Smugglers Brewpub and Grille
Fantastic beer in the middle of the wilderness. Smugglers brews up a fine, GABF Gold-winning Rye Ale, and their Imperial SkyHop IPA is massive—bigger than the mountains outside.

Mountain Dragon
The best beer bar in Aspen/Snowmass doubles as a pan-Asian restaurant. Tap lines full of Colorado’s best on one side, and sushi rolls and Thai on the other.

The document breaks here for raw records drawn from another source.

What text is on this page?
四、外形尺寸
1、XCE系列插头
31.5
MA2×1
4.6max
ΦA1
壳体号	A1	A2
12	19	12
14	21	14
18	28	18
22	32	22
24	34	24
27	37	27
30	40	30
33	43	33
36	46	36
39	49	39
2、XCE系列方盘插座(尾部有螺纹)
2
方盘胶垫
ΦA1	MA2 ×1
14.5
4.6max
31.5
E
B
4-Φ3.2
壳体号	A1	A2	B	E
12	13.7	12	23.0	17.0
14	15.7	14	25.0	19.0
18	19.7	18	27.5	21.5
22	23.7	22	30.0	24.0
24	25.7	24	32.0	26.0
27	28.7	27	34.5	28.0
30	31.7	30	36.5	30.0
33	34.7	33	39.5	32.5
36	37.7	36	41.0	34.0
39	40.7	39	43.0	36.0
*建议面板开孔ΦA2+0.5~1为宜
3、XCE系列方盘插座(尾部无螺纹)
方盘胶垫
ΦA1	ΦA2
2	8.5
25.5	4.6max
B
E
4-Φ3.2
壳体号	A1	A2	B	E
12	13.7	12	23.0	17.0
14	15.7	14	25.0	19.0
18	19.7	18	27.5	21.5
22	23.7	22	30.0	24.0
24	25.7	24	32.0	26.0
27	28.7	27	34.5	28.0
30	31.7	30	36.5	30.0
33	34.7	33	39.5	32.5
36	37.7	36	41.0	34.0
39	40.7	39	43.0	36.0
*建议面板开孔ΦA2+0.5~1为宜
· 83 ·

Breckenridge Brewery and Pub
Richard Squire’s Breckenridge Brewery cranks out gallons of his old homebrew recipes, nearly two decades after he took on the hobby full-time. Don’t miss his small-batch IPA and ESB.

Downstairs at Eric’s
Downstairs at Eric’s takes a standard beer bar, rolls in excellent pizza and calzones, and throws in a massive arcade and scores of screaming kids for good measure. At the very least, those hundred bottles will drown out the noise.

Ullr’s Sports Grille
Ullr’s is a loud, down and dirty beer bar, and the perfect respite from Breckenridge’s suffocatingly posh après-ski spots. Serving dozens of quality local beers, and zero pretension.

Dillon Dam Brewery
The Dam doesn’t stray far from traditional microbrew styles, and judging by the lines streaming out the door, the masses don’t seem to mind. Brown, Extra Pale and Chili Beer remain eternally popular.

Backcountry Brewery
Backcountry took a comfy slopeside lodge and plunked it down next to the Dillon Reservoir. Then they pumped it full of great pizza and one of the west’s greatest Breakfast Stouts. Who needs a slope, anyway?

Gore Range Brewery
An oasis of good beer on the heavily-trafficked I-70 corridor, Gore Range’s smooth, chocolaty, nitro-infused Biker Stout has no peer in the Vail Valley.

Calypso / Crested Butte Brewery [closed]
The old Crested Butte Brewery has been swallowed whole by Calypso, an island-themed brewpub that’s heavy on jerk and such. Luckily, it’s still serving up Crested Butte’s signature brews, including Red Lady Ale—an absolute monster when it’s fresh on tap.